İstanbul ruhuna kavuşmalı, bu katliamdan kurtulmalı.

İstanbul kurtulursa Türkiye kurtulur, Türkiye kurtulursa dünya kurtulur. Bunu aslâ unutmamalı.

İstanbul kendine gelirse, dünya kendine gelir İstanbul aşkıyla yanıp tutuşan, dört nala insanın önce kendini fethe çıkacağı günleri bekleyen akıncıların, alperenlerin, dervişlerin, öncü kuşakların diriltici ruh atılımlarıyla...

İsmail Hakkı Bursevî Hazretleri, Esmâü´l-Hüsnâ (Allah´ın Güzel İsimleri) üzerinden şehirleri okuyarak muazzam bir tarih felsefesi yapar. İstanbul, ?el-Câmî´? (Toplayan, Toparlayan, Koruyup Kollayan) ism-i şerîfinin mazhargâhıdır, der.

İstanbul, ayağa kalkacak ve ayağa kaldıracak dünyayı yeniden taze bir ruhla -Allah´ın izni ve keremiyle...

SENİN İBADETİN NE, SEN NE YAPTIN?

Tanpınar, ?Müslüman sanatçı, inşa etmiyordu, ibadet ediyordu,? demişti.

Ve ?Süleymaniye, Sinan´ın ibadetidir? diye örneklemişti, kurduğu bu güzel cümleyi.

Hüdayi Vakfı´nın Fatih´teki Gazanferağa Medresesi´nde Medeniyet Okumaları dersleri yapıyoruz. Çok iyi yetişiyor arkadaşlar, şükür.

Gazanferağa´da, Arapça dersleri de veriliyor. Bir gün Suriyeli Arapça hocası yanıma geldi ve şöyle bir şey söyledi: ?Yusuf Hocam, müslümanların güçlü olduğu bir zamanda yaşasak ne güzel olurdu, değil mi?? dedi.

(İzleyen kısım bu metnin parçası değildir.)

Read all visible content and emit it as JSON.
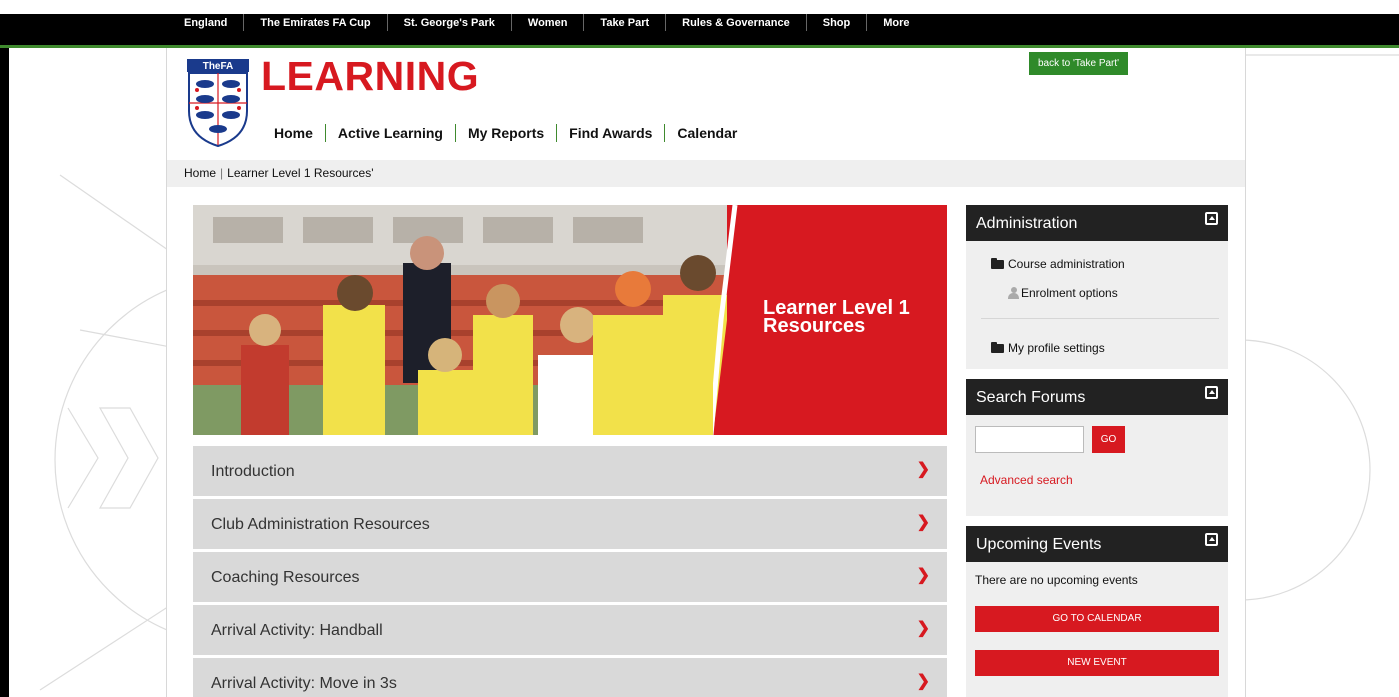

?Hayır,? dedim. ?Bak güzel kardeşim! Allah´ın bizi nasıl sevdiğini, bize ne büyük lütuflar ikram ettiğini görmüyor musunuz? Biz, ibadetimizi yerine getireceğiz. Biz, kuracağız, her şeyi yeniden inşa edeceğiz. Bundan büyük lütuf olur mu??

Adamcağız, ?eyvah, ne yaptım ben, Allah affetsin beni? dedi, gitti.

Ey Hakikat yolcusu!

Her dem taze bir ruhla şu soruyu sor kendine: Süleymaniye, Sinan´ın ibadeti. Senin ibadetin ne, peki? İstanbul´u ayağa kaldıracak, Türkiye´yi toparlayacak, Türkiye´nin mazlumları toparlayıp ayağa kaldırmasını sağlayacak cehdin, gayretin, ibadetin ne?